Mutations in the p53 tumor suppressor gene occur in approximately 20–50% of type I endometrial cancers and up to 94% of type II endometrial cancers.12, 13, 28 Overexpression of p53 protein has been generally related to higher stage, aggressive cell types, increased histologic grade and depth of myometrial invasion. The overexpression of p53 in endometrial carcinomas demonstrated in the current study further validates findings from the published literature.1, 12, 13, 28 The current study also showed a significant difference in p53 expression between types I and II endometrial adenocarcinoma, with type II having greater frequency of high expression of the protein product. Few studies have analyzed the association of p53 with HIF-1α. In the present study, p53 expression was not associated with HIF-1α expression in type I or type II endometrial adenocarcinoma. This is consistent with another study on 81 endometrioid-type endometrial adenocarcinomas, where HIF-1α and p53 also failed to show any significant association.11 In contrast, Zhong et al16 found a correlation of HIF-1α with p53 in common human cancers from various organ sites, although endometrial carcinoma was not included.

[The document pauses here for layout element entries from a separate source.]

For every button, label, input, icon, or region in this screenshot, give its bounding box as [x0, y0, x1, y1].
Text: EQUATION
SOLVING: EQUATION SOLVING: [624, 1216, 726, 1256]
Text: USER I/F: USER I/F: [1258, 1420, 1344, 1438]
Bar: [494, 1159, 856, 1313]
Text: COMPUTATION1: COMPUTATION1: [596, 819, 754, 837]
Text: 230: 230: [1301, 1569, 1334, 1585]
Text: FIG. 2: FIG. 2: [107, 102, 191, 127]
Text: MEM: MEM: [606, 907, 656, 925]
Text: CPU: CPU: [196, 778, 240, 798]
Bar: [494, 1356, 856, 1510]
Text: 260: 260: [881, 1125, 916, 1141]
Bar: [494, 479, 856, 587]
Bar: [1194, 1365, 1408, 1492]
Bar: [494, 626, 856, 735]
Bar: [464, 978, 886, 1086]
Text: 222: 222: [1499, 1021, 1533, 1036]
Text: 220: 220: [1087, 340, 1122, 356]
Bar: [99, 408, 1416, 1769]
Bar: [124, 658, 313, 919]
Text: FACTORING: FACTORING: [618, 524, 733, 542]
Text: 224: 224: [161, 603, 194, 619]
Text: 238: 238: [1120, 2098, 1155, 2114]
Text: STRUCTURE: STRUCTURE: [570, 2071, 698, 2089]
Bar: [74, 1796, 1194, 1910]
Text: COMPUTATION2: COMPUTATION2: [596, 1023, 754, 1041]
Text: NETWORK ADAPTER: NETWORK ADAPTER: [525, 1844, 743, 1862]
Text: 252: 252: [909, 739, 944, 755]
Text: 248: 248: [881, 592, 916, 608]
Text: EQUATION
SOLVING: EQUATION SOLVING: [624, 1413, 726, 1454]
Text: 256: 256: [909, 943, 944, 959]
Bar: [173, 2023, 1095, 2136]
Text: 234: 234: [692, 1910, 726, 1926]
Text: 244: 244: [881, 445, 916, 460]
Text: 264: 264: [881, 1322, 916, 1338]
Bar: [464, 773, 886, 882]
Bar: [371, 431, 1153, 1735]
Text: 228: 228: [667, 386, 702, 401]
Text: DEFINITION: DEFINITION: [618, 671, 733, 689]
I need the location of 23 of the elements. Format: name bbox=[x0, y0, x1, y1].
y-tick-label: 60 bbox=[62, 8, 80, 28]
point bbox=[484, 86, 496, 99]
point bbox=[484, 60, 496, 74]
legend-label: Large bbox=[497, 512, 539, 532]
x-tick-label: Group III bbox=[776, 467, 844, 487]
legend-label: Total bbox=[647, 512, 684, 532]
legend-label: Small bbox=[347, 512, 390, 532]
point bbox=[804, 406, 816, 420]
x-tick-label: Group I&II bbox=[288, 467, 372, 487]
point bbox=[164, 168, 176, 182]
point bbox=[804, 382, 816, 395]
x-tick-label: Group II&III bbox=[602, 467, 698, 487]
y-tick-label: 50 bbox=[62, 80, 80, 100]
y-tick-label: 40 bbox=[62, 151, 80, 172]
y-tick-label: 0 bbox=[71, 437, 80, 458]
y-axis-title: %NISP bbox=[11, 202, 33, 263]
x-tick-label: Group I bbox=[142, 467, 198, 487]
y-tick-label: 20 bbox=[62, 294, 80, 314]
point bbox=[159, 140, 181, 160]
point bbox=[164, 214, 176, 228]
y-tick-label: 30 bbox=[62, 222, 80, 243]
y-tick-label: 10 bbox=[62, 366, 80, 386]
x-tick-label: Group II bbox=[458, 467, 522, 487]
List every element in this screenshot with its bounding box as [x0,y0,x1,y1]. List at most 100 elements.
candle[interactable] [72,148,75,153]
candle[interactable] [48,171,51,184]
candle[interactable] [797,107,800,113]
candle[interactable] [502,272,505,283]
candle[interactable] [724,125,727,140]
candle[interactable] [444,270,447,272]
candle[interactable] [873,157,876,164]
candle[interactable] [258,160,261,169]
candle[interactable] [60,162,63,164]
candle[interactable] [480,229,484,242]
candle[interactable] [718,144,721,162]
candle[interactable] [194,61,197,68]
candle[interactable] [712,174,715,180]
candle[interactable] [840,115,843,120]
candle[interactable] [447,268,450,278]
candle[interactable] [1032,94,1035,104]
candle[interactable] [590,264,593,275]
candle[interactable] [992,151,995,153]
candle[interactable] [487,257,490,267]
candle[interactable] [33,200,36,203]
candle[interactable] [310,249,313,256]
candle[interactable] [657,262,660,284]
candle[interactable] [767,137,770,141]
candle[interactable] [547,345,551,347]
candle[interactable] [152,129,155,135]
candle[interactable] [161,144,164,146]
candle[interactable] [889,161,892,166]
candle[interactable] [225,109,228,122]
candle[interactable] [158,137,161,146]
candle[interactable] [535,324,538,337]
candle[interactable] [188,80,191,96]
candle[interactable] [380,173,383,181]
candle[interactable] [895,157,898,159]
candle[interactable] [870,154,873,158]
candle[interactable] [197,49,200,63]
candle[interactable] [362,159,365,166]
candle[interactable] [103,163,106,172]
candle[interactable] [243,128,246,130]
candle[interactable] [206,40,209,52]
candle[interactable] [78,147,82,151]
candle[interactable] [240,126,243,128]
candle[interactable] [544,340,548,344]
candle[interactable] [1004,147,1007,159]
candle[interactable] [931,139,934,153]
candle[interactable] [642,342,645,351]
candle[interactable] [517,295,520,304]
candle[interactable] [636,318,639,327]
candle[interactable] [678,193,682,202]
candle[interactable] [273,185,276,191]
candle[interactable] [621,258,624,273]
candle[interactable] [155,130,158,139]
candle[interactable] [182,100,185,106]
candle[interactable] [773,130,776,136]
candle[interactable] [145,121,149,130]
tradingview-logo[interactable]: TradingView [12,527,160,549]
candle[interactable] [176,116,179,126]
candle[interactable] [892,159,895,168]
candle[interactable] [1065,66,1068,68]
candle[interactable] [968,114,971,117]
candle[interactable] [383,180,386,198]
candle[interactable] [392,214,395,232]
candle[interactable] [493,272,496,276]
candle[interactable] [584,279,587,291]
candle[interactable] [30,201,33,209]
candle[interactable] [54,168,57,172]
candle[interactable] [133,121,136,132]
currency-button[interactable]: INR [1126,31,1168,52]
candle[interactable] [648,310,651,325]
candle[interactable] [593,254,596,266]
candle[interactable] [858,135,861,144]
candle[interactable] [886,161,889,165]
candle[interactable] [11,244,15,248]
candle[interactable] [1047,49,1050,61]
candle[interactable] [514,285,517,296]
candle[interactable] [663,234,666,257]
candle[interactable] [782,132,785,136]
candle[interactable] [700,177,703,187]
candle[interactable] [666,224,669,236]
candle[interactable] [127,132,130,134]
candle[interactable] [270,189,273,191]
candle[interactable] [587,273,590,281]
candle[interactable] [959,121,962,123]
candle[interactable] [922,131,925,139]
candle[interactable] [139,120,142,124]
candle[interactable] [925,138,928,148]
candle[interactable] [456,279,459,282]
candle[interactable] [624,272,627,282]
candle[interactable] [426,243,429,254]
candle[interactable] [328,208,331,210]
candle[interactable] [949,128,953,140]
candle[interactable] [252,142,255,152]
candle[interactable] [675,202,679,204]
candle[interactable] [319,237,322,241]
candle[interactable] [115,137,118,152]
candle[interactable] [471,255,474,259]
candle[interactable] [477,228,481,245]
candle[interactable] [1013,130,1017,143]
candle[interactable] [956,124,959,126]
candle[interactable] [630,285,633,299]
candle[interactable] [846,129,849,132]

Studies evaluating HIF-1α in other cancers have revealed that patients with tumors that express high levels of HIF-1α have a poor outcome.4, 5, 6, 7, 8, 9, 10, 11, 20 The negative impact of HIF-1α protein overexpression on prognosis has been shown in cancers of head and neck, cervix and soft tissue sarcomas.5, 6, 7, 8, 9, 10 It has been suggested that tumor hypoxia makes solid tumors resistant to radiation and chemotherapy. High expression of HIF-1α was also associated with resistance to radiotherapy treatment of oropharyngeal and cervical carcinomas.4, 5, 6, 7, 21 In the current study, we found expression of HIF-1α protein was correlated with aggressive tumor characteristics (higher grade of tumor, depth of tumor invasion and adnexal invasion) in type I endometrial adenocarcinoma, but failed to show similar correlation in type II endometrial adenocarcinoma. This may be due to the different biologic nature of these two types and the inherent high-grade property of type II endometrial adenocarcinoma. In our study population, only tumor stage was an independent prognostic marker. Birner et al17 found that HIF-1α protein overexpression alone has no impact on the prognosis of ovarian cancer, but the combination of HIF-1α with nonfunctional p53 indicates a dismal prognosis in these tumors.

Conclusion

High expression of HIF-1α is more frequent in type II than in type I endometrial adenocarcinoma.

In type I endometrial adenocarcinoma, HIF-1α expression correlates with known pathologic features of tumor aggressiveness.

Thus, HIF-1α may play an important role in endometrial cancer progression. Additional investigations of HIF-1α as a biomarker of aggressive potential and as a novel target for therapeutics are warranted.